If you grew up in a white liberal household like I did, you were probably taught that colour blindness was the right approach to looking at the world. As well-meaning as that sentiment is, as a friend of mine once said, “I don’t see colour” translates to “I don’t see racism.” If you falsely believe that everyone is on an equal footing, then anything negative that happens to someone must be of their own doing, and anything positive must be the result of their merit. To put it another way, colour blindness is a way of saying “I don’t see whiteness and the problems it causes.” The fact that white people simply take themselves as default human beings shows an unwillingness to recognize that other people might have different experiences, again reinforcing the idea that whatever happens is your fault. More than that, it shows a lack of interest in engaging with people who are different and building real communities and societies where people really are just people.

Whiteness is also seeing evidence on a daily basis that we live in a white supremacist society—where upper-middle-class white voices dominate the media; where our predominantly white politicians talk about “illegal immigration”; where opinionators on social media plant false ideas that Canada treats asylum seekers better than Canadian citizens; and where Indigenous, Black, and other racialized people are discriminated against and in some cases criminalized—and feeling indifferent about it. If you are indifferent to the experiences of others, then you cannot claim to see/treat everyone equally.

In Canada, we tend to think of colonialism as something that happened in the past rather than an ongoing project. What’s more, since it enabled our ancestors to settle here, for our own comfort we side-step the horrors of this fictitious place called “Canada” and focus instead on things that make us feel good, like multiculturalism. And as people who inhabit particular borders tend to do, we raise our flag—that ostensibly non-threatening maple leaf—and claim it as a symbol of our unity or our “nation.”

We do not live in a nation. We never did. Our state was created by enacting violence against nations and giving those who survived the option of assimilating or being forever enemies of the state. The word “nation” is often used interchangeably with “country.” They are not the same thing. A quick search will show you that. But our lexicon is full of words that have deliberately been misused. Take “anarchy” as another example. This word is being thrown around quite a lot right now in response to the protests in the United States. Culturally, we have long been comfortable with the popular definition that includes lawlessness, violence, and chaos. Again, a quick search will show you that anarchy actually means the absence of a state. In effect, it is a utopian ideal where people create communities for which they are responsible as opposed to the state model we live in. But it serves politicians and capitalists well to fear monger about anarchy because the world that anarchists envision has no place for those people and the violence for which they are responsible.

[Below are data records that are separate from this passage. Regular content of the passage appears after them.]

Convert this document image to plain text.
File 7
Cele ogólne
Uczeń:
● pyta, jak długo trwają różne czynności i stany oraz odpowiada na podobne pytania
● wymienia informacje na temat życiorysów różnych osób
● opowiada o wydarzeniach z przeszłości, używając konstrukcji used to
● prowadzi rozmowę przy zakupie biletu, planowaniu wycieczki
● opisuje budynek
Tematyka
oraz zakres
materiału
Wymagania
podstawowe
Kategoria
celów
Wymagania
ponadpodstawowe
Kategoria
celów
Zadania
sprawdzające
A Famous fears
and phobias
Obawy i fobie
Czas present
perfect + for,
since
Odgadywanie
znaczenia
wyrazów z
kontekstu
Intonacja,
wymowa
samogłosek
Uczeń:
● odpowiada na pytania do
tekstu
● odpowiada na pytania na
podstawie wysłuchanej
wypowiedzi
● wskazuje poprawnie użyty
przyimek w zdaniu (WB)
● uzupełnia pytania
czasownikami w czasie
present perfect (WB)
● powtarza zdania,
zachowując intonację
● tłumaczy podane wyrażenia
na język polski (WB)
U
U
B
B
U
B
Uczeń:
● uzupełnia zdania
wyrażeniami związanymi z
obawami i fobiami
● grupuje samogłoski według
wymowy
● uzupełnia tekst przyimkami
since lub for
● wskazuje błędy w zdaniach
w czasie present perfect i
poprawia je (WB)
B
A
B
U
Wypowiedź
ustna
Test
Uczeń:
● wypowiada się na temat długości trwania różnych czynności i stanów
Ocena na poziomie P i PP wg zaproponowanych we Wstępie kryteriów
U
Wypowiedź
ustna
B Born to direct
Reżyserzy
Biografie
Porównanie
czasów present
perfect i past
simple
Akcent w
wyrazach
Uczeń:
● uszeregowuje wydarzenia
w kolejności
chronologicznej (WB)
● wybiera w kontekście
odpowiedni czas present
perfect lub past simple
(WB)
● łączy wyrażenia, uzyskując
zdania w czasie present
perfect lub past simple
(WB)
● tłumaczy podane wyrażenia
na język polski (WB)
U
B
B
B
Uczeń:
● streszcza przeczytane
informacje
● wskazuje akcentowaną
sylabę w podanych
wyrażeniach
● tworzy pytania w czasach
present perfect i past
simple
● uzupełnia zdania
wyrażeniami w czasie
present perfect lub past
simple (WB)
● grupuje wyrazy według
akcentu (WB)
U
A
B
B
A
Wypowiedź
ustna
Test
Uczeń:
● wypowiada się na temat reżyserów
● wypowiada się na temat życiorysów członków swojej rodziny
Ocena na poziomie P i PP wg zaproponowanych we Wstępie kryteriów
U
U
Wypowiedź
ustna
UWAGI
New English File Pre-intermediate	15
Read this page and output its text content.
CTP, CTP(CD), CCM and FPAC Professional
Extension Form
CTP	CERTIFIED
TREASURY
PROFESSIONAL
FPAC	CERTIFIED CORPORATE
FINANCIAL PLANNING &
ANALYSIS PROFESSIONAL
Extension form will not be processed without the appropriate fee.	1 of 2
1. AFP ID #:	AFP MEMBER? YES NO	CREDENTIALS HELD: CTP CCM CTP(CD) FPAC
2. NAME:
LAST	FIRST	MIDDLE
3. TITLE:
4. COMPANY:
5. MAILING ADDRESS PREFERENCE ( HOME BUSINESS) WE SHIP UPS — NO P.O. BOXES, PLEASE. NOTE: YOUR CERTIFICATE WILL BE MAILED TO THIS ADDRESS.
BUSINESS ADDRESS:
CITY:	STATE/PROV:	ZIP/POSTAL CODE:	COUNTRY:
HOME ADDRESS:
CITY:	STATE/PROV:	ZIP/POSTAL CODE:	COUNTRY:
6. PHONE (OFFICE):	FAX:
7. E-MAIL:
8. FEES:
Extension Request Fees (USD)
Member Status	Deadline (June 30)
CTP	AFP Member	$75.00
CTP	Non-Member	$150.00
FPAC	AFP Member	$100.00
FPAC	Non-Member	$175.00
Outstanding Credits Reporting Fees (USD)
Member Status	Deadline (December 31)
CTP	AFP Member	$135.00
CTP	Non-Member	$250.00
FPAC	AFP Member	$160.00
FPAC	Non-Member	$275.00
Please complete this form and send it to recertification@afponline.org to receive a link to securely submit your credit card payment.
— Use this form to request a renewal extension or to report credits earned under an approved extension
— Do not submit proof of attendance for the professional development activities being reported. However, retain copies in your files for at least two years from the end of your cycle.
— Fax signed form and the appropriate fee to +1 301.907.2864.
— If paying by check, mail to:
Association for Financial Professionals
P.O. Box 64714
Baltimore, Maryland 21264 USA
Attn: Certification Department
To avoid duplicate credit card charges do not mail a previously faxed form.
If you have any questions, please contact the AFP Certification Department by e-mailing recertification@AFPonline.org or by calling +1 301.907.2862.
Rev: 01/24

And that leads me to this: whiteness is violence. It wasn’t long ago that wealthy white people, like Brett Wilson (you might know him from CBC’s Dragon’s Den), were calling for pipeline protesters representing and standing in solidarity with the Wet'suwet'en Nation to be killed by the state. The RCMP were quite clear that their job was to protect the oil companies and their shareholders, not the people of this country. And this has always been so. Canadian history is not something you will learn in school; you need to do your own reading to understand what has happened and continues to happen here. The current calls to defund the police scare a lot of white people because we’ve been conditioned from childhood to believe that the police are the good guys, who catch the bad guys and keep us safe. Much like our warm, fuzzy folk tales about enslaved people escaping to freedom in Canada, these are carefully crafted stories that do not come close to providing the whole picture. We cannot continue to sit comfortably with such narratives and pat ourselves on the back for being an inclusive country even as the ever-growing list of names, like Regis Korchinski-Paquet, D’Andre Campbell, Andrew Loku, Sammy Yatim, Abdirahman Abdi, etcetera, etcetera, etcetera, continue to tell us otherwise.